Face it, NATO and its allies would have labelled Jesus Christ the Butcher of Damascus if this had suited their agenda of forced regime change in Syria.
Anyone who saw the vilification of Alex Salmond during the run-up to the referendum on Scottish Independence, or of Corbyn during the British Labour leadership campaign, by ‘responsible organs of the Press’, must have come to full realisation of how totally unbridled, how totally unprincipled, the Establishment and its mouthpieces can be once they declare war.
The Establishment has been demonising popular leaders who threaten its hegemony for centuries. If you believe Bashar al Assad evil, purely on the claims of the Establishment and its press, then you probably accept that Joan of Arc was a witch, Bonny Dundee was depraved, Napoleon ate babies, Ares Velouchiotis was a sick sadist, Arthur Scargill was corrupt, Alex Salmond is the new Ghengis Khan, and Jeremy Corbyn everything thrown at him last year. (I’m guessing the traditional view of Richard III is suspect as well…)
In the case of Bashar al Assad, the accusations range from gassing his own people (long disproved), to the frankly batty one of being responsible for 90% of the deaths in Syria (even though almost half of all deaths have been soldiers from the Syrian Arab Army – presumably Assad has been killing his own soldiers …). The hollowness of the accusations has been well documented.

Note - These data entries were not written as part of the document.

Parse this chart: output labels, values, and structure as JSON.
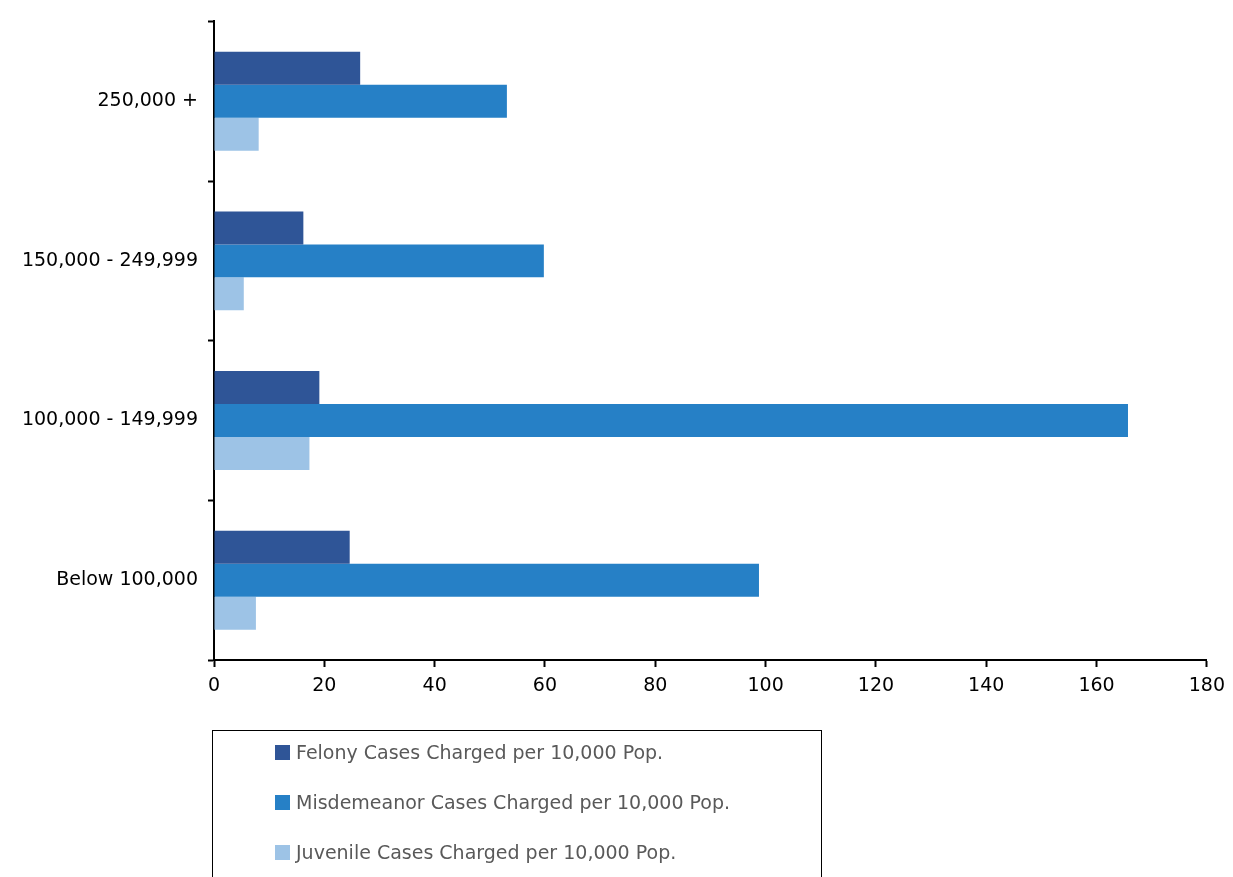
{
  "chart_data": {
    "type": "bar",
    "orientation": "horizontal",
    "categories": [
      "250,000 +",
      "150,000 - 249,999",
      "100,000 - 149,999",
      "Below 100,000"
    ],
    "series": [
      {
        "name": "Felony Cases Charged per 10,000 Pop.",
        "color": "#2f5597",
        "values": [
          26.5,
          16.2,
          19.1,
          24.6
        ]
      },
      {
        "name": "Misdemeanor Cases Charged per 10,000 Pop.",
        "color": "#2680c6",
        "values": [
          53.1,
          59.8,
          165.7,
          98.8
        ]
      },
      {
        "name": "Juvenile Cases Charged per 10,000 Pop.",
        "color": "#9dc3e6",
        "values": [
          8.1,
          5.4,
          17.3,
          7.6
        ]
      }
    ],
    "xlim": [
      0,
      180
    ],
    "xticks": [
      0,
      20,
      40,
      60,
      80,
      100,
      120,
      140,
      160,
      180
    ],
    "legend": "bottom"
  }
}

The attack on al Assad is reinforced by creating an equivalence between all secular leaders in the Middle East – they are, or were, defined without exception as evil dictators. George Galloway jubilantly declared his support for the Arab Spring in a strongly worded critique of Gaddafi in a radio broadcast in February 2011. ‘I have been waiting for these Arab dictatorships to fall, and it appears that one after the other they are falling, Tunisia, Egypt, Libya’ – Galloway clearly does not see Iraq as part of the pattern.